Angustiado e exausto, Gottan se fechou sozinho num quarto de hóspedes e se jogou na cama, pensando em como resolver de uma vez por todas aquela situação. Queria entender o porquê de Beatriz não aparecer e ajudá-lo a derreter todo aquele gelo, mas se lembrou que o corpo dela sofria de dores muito fortes quando estavam juntos. E pensar que Beatriz estava tão desesperada de dor à ponto de perder para que ele a matasse. Aquilo estava fora de cogitação para Gottan, ele jamais poderia ser o assassino de sua amada.
No entanto, Beatriz não surgiria enquanto ele estivesse por perto, já que não queria parecer vulnerável para os seus inimigos. As mãos de Gottan foram para o peitoral e ele suspirou, já sentia a garganta arder com o choro que ameaçou começar.

- Você não virá enquanto eu não estiver aqui.

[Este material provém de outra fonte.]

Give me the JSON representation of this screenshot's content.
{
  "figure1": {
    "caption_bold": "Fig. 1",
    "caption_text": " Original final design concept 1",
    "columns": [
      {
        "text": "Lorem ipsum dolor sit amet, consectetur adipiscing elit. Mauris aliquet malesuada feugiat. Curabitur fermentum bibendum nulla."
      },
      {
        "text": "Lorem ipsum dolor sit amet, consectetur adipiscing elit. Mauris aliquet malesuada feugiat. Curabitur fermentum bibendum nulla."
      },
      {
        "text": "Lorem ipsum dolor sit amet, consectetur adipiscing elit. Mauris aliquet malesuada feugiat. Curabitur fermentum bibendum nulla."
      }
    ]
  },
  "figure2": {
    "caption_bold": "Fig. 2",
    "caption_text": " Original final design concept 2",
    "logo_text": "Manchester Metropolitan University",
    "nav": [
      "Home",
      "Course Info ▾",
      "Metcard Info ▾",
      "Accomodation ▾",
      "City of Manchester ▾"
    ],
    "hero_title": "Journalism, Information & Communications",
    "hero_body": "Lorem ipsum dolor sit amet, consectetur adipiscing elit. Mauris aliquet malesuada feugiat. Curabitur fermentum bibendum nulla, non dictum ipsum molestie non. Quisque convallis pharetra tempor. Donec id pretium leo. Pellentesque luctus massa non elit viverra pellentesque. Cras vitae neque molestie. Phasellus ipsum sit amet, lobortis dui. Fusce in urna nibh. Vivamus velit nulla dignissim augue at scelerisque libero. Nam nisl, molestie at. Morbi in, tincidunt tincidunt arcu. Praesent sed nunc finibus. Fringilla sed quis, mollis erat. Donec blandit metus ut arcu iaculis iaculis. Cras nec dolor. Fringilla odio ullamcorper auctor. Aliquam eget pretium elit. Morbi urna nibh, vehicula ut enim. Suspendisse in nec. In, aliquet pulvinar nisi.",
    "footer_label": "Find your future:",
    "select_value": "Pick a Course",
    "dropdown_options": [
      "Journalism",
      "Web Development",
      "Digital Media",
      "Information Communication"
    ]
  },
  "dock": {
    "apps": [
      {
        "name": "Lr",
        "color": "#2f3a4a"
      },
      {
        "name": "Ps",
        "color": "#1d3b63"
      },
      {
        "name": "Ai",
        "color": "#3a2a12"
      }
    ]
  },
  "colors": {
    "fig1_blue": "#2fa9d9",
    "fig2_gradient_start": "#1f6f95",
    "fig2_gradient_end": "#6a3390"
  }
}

O coração de Gottan doía no peito, pois tinha certeza de que aquilo era verdade. Acabou por rir de sua desgraça.

- Vim para esse mundo para evitar que o gelo destrua tudo, mas acabei destruindo as nossas vidas, Beatriz. O que devo fazer agora? Como vamos lidar com isso?

No fundo, Gottan já sabia a resposta. Para que Beatriz parasse de sofrer, para que ela recuperasse as forças e voltasse para acabar com todo aquele gelo, ele precisava ir embora.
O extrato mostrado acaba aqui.